In some cases, .DS_Store files are indexed by Google, and searching for the right text strings will turn up thousands of them. But in other cases, enterprising hackers who suspect that Mac users may have copied files to web servers may spend their time trying out different web directories with /.DS_Store to see what turns up. (Obviously, they could automate this with a script, and effectively spider entire web sites in a few seconds.) While this certainly doesn't allow a hacker to break into a web site, it may allow them to find files that are not meant for public consumption.

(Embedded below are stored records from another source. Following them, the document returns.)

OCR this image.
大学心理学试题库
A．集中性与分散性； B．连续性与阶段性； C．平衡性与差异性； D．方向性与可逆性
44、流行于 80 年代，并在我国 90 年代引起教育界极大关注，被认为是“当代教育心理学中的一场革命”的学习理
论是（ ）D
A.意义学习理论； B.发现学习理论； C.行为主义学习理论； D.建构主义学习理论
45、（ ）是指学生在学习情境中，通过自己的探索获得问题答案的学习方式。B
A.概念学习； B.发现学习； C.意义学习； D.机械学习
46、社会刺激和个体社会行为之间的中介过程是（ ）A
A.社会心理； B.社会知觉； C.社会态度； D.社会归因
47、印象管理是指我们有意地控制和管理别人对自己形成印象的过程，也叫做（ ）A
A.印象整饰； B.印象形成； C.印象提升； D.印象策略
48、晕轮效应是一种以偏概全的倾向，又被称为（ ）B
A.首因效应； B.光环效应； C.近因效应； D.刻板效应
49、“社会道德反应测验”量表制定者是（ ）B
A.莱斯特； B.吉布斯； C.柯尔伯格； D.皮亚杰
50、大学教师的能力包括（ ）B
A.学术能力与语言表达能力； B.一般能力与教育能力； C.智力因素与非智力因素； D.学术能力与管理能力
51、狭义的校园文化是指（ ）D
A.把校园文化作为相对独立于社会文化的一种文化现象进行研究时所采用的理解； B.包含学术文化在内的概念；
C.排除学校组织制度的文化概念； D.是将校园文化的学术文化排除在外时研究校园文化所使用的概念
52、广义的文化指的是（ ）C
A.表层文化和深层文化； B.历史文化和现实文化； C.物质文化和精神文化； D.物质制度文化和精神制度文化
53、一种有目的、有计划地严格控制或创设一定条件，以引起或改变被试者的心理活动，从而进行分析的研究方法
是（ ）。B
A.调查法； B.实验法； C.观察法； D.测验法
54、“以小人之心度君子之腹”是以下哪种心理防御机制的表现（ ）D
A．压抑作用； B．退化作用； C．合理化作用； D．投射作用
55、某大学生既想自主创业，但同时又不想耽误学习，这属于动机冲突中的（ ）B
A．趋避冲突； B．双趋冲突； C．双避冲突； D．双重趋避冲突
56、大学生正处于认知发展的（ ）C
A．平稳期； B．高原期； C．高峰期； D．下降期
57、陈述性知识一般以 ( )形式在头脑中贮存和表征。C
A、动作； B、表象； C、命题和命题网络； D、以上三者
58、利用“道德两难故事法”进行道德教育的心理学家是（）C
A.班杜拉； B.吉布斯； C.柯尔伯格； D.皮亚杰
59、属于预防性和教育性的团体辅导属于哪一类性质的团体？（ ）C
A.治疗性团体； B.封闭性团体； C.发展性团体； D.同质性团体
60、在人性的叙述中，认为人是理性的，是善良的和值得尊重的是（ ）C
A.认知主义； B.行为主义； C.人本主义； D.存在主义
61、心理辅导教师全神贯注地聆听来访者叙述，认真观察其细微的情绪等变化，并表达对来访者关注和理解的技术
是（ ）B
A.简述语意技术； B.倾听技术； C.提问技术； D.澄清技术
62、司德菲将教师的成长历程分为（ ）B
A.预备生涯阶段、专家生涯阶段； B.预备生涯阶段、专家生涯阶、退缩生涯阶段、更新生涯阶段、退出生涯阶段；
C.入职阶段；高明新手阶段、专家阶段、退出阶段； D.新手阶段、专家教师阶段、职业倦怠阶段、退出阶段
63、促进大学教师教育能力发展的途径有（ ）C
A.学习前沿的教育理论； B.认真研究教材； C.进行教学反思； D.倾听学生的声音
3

Some people use web servers for exchanging files: they'll give a URL to a colleague or partner to allow them to access specific material. If the web directories are not password-protected, and they contain .DS_Store files, they could be exposing potentially sensitive information to possible discovery. While not a critical issue, this should make web site managers rethink how they use their web sites. At a minimum, it is a good idea to ensure that .DS_Store files are not copied. But to be safe, any folders used to exchange important files should be password-protected.
One more point: this weakness also affects Macs in shared environments. If a network has a shared folder which contains sub-folders with permissions for specific users, any user who can access the main folder will be able to access the .DS_Store file, and will see what folders are there (which they might not be able to see otherwise). This can have a number of consequences, since it is possible to see information that should otherwise not be visible.